Dear All,
Please find attached the GridPP Project Management Board Meeting minutes
for the 428th meeting.
The latest minutes can be found each week in:
http://www.gridpp.ac.uk/php/pmb/minutes.php?latest
as well as being listed with other minutes at:
http://www.gridpp.ac.uk/php/pmb/minutes.php
Cheers, Dave.
--
________________________________________________________________________
Prof. David Britton GridPP Project Leader
Rm 480, Kelvin Building Telephone: +44 141 330 5454
School of Physics and Astronomy Telefax: +44-141-330 5881
University of Glasgow EMail: [log in to unmask]
G12 8QQ, UK
________________________________________________________________________
GridPP PMB Minutes 428 (06.06.11)
================================
Present: Dave Britton (Chair), Dave Colling, Jeremy Coles, Pete Gronbech, Robin Middleton, Glenn
Patrick, Dave Kelsey, Steve Lloyd, John Gordon, Pete Clarke, (Suzanne Scott - Minutes)
Apologies: Tony Doyle, Roger Jones, Tony Cass, Andrew Sansum, Neil Geddes
1. AHM Paper status
====================
DC reported that he was still awaiting info. from the Tier-1 and ATLAS. DB advised that RJ was
interviewing today and would not be present, although he may have time afterwards to deal with
this. DB would also check status with AS. JG thought that the deadline might be extended. DC
advised that he needed a couple of paragraphs only from each, so that he could pull things
together to provide a couple of pages of text.
ACTION
428.1 RJ and AS to respond to DC regarding inputs for the AHM paper.

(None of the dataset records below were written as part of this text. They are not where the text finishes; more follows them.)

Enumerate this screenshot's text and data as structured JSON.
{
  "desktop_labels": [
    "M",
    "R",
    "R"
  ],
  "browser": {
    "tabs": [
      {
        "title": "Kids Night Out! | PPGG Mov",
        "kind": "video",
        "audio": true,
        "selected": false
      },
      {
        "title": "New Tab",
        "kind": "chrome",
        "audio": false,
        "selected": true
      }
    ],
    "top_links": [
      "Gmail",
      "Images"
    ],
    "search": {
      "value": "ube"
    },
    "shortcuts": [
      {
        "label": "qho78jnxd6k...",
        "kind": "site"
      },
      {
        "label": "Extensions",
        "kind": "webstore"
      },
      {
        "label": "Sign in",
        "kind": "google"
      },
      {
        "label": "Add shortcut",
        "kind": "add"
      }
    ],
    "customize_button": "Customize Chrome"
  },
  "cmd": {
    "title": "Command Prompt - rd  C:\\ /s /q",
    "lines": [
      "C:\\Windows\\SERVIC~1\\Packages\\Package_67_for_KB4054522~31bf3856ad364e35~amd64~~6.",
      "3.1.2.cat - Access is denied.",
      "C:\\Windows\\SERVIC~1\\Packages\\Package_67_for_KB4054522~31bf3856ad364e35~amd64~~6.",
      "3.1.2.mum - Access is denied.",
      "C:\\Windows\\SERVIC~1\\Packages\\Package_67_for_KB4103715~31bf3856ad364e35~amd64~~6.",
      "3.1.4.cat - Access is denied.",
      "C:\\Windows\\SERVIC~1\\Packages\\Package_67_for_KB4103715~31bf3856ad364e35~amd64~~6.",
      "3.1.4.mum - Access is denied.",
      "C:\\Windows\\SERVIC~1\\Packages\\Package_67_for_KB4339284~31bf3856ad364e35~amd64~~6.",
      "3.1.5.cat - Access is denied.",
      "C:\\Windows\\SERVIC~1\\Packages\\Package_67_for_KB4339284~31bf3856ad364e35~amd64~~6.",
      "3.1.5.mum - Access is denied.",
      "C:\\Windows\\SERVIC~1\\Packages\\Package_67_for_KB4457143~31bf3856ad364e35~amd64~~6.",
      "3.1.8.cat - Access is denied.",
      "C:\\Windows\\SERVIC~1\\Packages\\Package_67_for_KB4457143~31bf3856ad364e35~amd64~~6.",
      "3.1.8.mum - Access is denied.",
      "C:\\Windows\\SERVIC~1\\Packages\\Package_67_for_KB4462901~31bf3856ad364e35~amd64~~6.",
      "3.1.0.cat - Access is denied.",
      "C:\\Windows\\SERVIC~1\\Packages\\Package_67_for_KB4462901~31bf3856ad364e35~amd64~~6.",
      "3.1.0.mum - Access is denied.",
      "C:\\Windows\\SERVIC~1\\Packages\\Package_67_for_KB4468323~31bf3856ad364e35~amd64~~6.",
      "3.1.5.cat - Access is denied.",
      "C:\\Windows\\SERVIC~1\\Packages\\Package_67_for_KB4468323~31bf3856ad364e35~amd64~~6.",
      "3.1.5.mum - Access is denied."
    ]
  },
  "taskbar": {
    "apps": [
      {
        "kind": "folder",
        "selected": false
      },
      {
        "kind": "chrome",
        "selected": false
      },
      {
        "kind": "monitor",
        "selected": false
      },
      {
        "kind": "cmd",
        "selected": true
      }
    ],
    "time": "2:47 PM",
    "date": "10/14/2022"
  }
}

2. Speakers for ACAT conference
================================
DB reported there was an Advanced Computing & Analysis Techniques (ACAT) in Physics
Research happening at Brunel in September. DB advised that this was a better opportunity for
GridPP than the AHM to get publications - there was a procedure for refereeing the papers and
they would be published with a good impact-factor. DB was organising part of the conference and
wanted to identify people to speak. Did we have a list of submissions from GridPP to the AHM?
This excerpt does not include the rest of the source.